Search
Close this search box.

I’ll Never Conform

This is going to make me sound like the crazed anarchist popular culture so often depicts:

I hate blind societal appeasement. It’s dangerous, soul-sucking, and just flat out depressing.

I was not made to conform and follow the unchanging path paved by society throughout the many generations of human civilization.

Never was. It’s not only a phase I’m going through right now, or a recent change in mindset.

No, I’ve always been this way.

I was referenced to as the “runaway kid” by a very close family member, and he’s 100% right.

“Zaid, who used to climb literal gates to run away, is now in his adult life climbing imaginary gates to run away.”

I was expelled from high school for being different.

Yuck, I absolutely hated high school- it was the worst kind of prison, and cemented my disdain for the kind of authority I was running against. There was teacher favoritism, some excruciatingly stupid rules, silly hierarchy, ageism, and worst of all: I was surrounded by societally complaint airheads.

There was a lot that I disagreed with, but my objections were twisted by those in authority.
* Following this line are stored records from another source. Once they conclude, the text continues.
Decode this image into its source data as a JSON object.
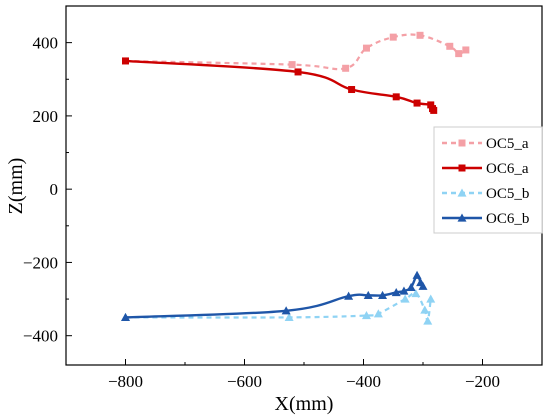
{
  "chart_data": {
    "type": "line",
    "xlabel": "X(mm)",
    "ylabel": "Z(mm)",
    "xlim": [
      -900,
      -100
    ],
    "ylim": [
      -480,
      500
    ],
    "xticks": [
      -800,
      -600,
      -400,
      -200
    ],
    "xtick_labels": [
      "−800",
      "−600",
      "−400",
      "−200"
    ],
    "yticks": [
      -400,
      -200,
      0,
      200,
      400
    ],
    "ytick_labels": [
      "−400",
      "−200",
      "0",
      "200",
      "400"
    ],
    "grid": false,
    "legend_position": "right",
    "series": [
      {
        "name": "OC5_a",
        "color": "#f4a0a6",
        "line": "dashed",
        "marker": "square",
        "x": [
          -800,
          -520,
          -430,
          -395,
          -350,
          -305,
          -255,
          -240,
          -228
        ],
        "y": [
          350,
          340,
          330,
          385,
          415,
          420,
          390,
          370,
          380
        ]
      },
      {
        "name": "OC6_a",
        "color": "#cc0000",
        "line": "solid",
        "marker": "square",
        "x": [
          -800,
          -510,
          -420,
          -345,
          -310,
          -287,
          -284,
          -282
        ],
        "y": [
          350,
          320,
          272,
          252,
          235,
          230,
          220,
          215
        ]
      },
      {
        "name": "OC5_b",
        "color": "#8fd3f4",
        "line": "dashed",
        "marker": "triangle",
        "x": [
          -800,
          -525,
          -395,
          -375,
          -330,
          -312,
          -297,
          -292,
          -287
        ],
        "y": [
          -350,
          -350,
          -345,
          -340,
          -300,
          -285,
          -330,
          -360,
          -300
        ]
      },
      {
        "name": "OC6_b",
        "color": "#1f56a8",
        "line": "solid",
        "marker": "triangle",
        "x": [
          -800,
          -530,
          -425,
          -392,
          -368,
          -345,
          -332,
          -320,
          -310,
          -304,
          -300
        ],
        "y": [
          -350,
          -332,
          -292,
          -290,
          -290,
          -282,
          -278,
          -268,
          -235,
          -255,
          -265
        ]
      }
    ]
  }
}
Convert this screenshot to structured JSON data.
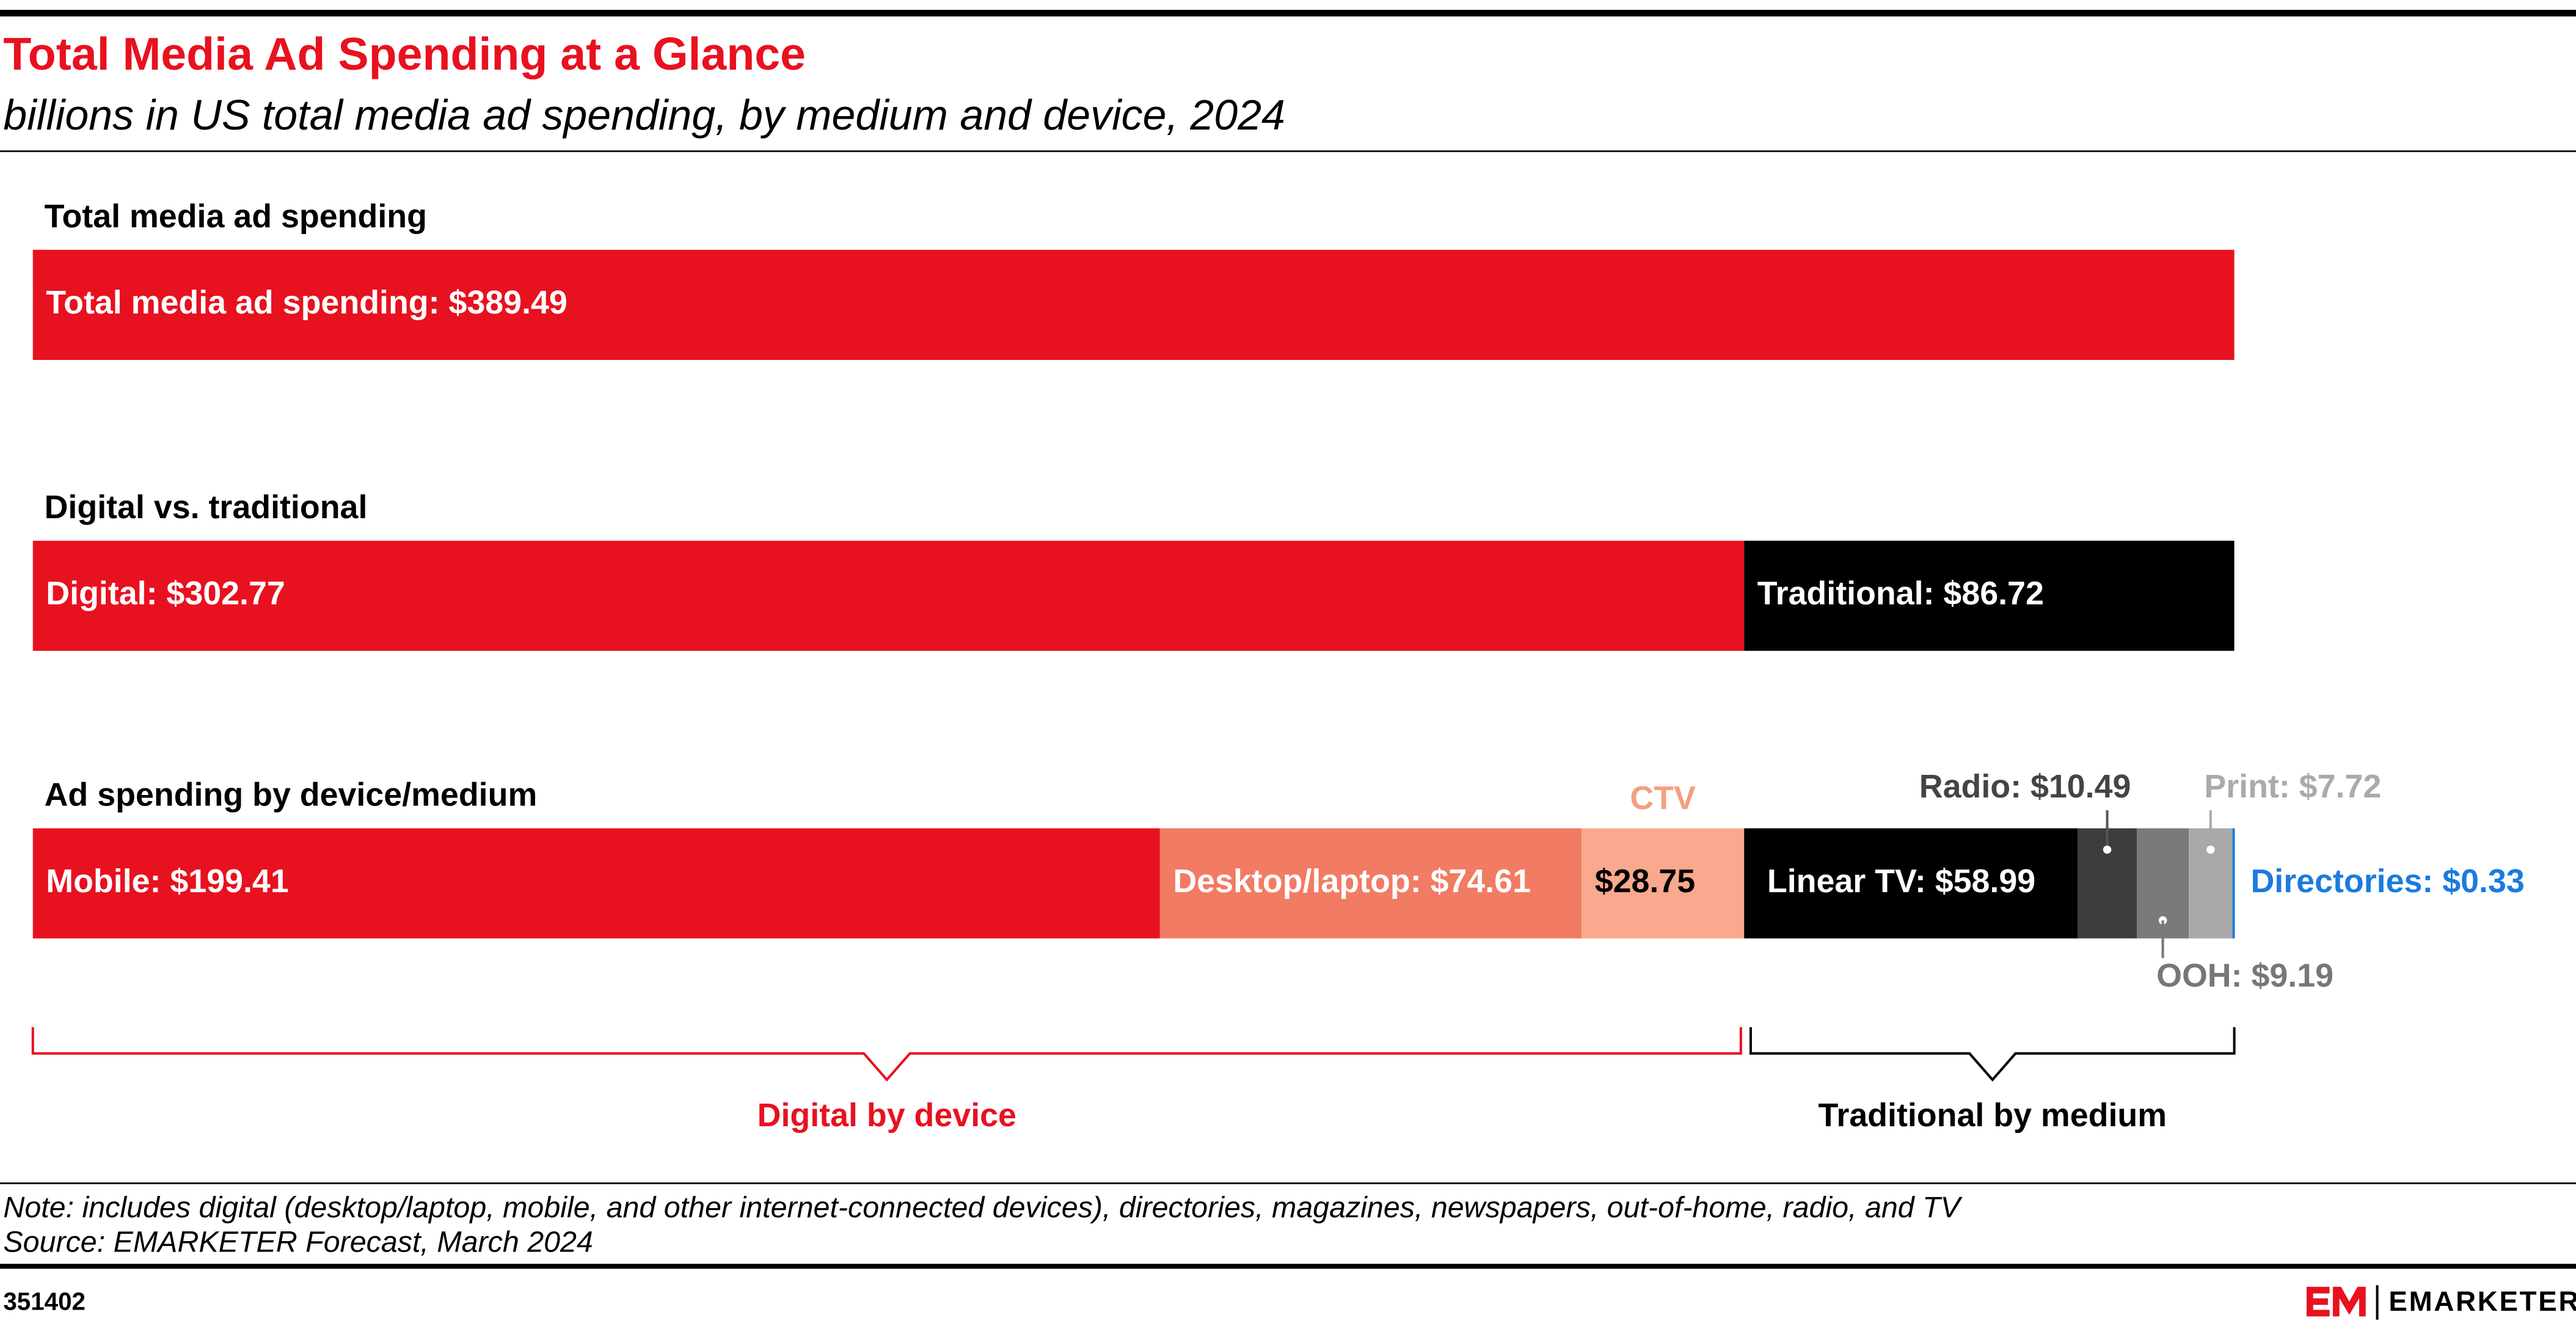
{
  "chart_data": {
    "type": "stacked-bar",
    "title": "Total Media Ad Spending at a Glance",
    "subtitle": "billions in US total media ad spending, by medium and device, 2024",
    "rows": [
      {
        "label": "Total media ad spending",
        "values": [
          389.49
        ],
        "value_labels": [
          "Total media ad spending: $389.49"
        ],
        "colors": [
          "#e8111f"
        ]
      },
      {
        "label": "Digital vs. traditional",
        "values": [
          302.77,
          86.72
        ],
        "value_labels": [
          "Digital: $302.77",
          "Traditional: $86.72"
        ],
        "colors": [
          "#e8111f",
          "#000000"
        ]
      },
      {
        "label": "Ad spending by device/medium",
        "values": [
          199.41,
          74.61,
          28.75,
          58.99,
          10.49,
          9.19,
          7.72,
          0.33
        ],
        "value_labels": [
          "Mobile: $199.41",
          "Desktop/laptop: $74.61",
          "$28.75",
          "Linear TV: $58.99",
          "Radio: $10.49",
          "OOH: $9.19",
          "Print: $7.72",
          "Directories: $0.33"
        ],
        "colors": [
          "#e8111f",
          "#f27b63",
          "#f9a98d",
          "#000000",
          "#3d3d3d",
          "#7a7a7a",
          "#a9a9a9",
          "#1a7be0"
        ],
        "annotations": [
          "CTV"
        ]
      }
    ],
    "brackets": [
      "Digital by device",
      "Traditional by medium"
    ],
    "note": "Note: includes digital (desktop/laptop, mobile, and other internet-connected devices), directories, magazines, newspapers, out-of-home, radio, and TV",
    "source": "Source: EMARKETER Forecast, March 2024",
    "chart_id": "351402",
    "brand": "EMARKETER"
  }
}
Oh, by the way, I equally hated mostly everything I remember of middle school, elementary school, and kindergarten. I’d cling to a tree and passionately cry in the morning, begging my mother to not send me off.

I wish I was never forced into that horrible system- I always felt like a fish out of water.

I was fully cognizant at a young age that the school system was no environment for someone like me to be in.

In my adult life, too, I’ve been stuck in environments that drain my energy and prevent the true expression of my personality. 

Like the corporate world, which I’m still unfortunately a part of. But how would I get out? Society has it made it tremendously difficult to stray.

I need to find a way out.

What if I don’t accept the ‘norms?’ How would a non-conformist like myself make it amongst all the motorized people?

Little do they know that from my perspective, they are malfunctioned machines.

But who cares about my perspective? From theirs, they are well-primed and perfectly functioning and unique machines (although some don’t even admit that they’re programed).

In truth, we’re all motorized machines in one way or another. Creations.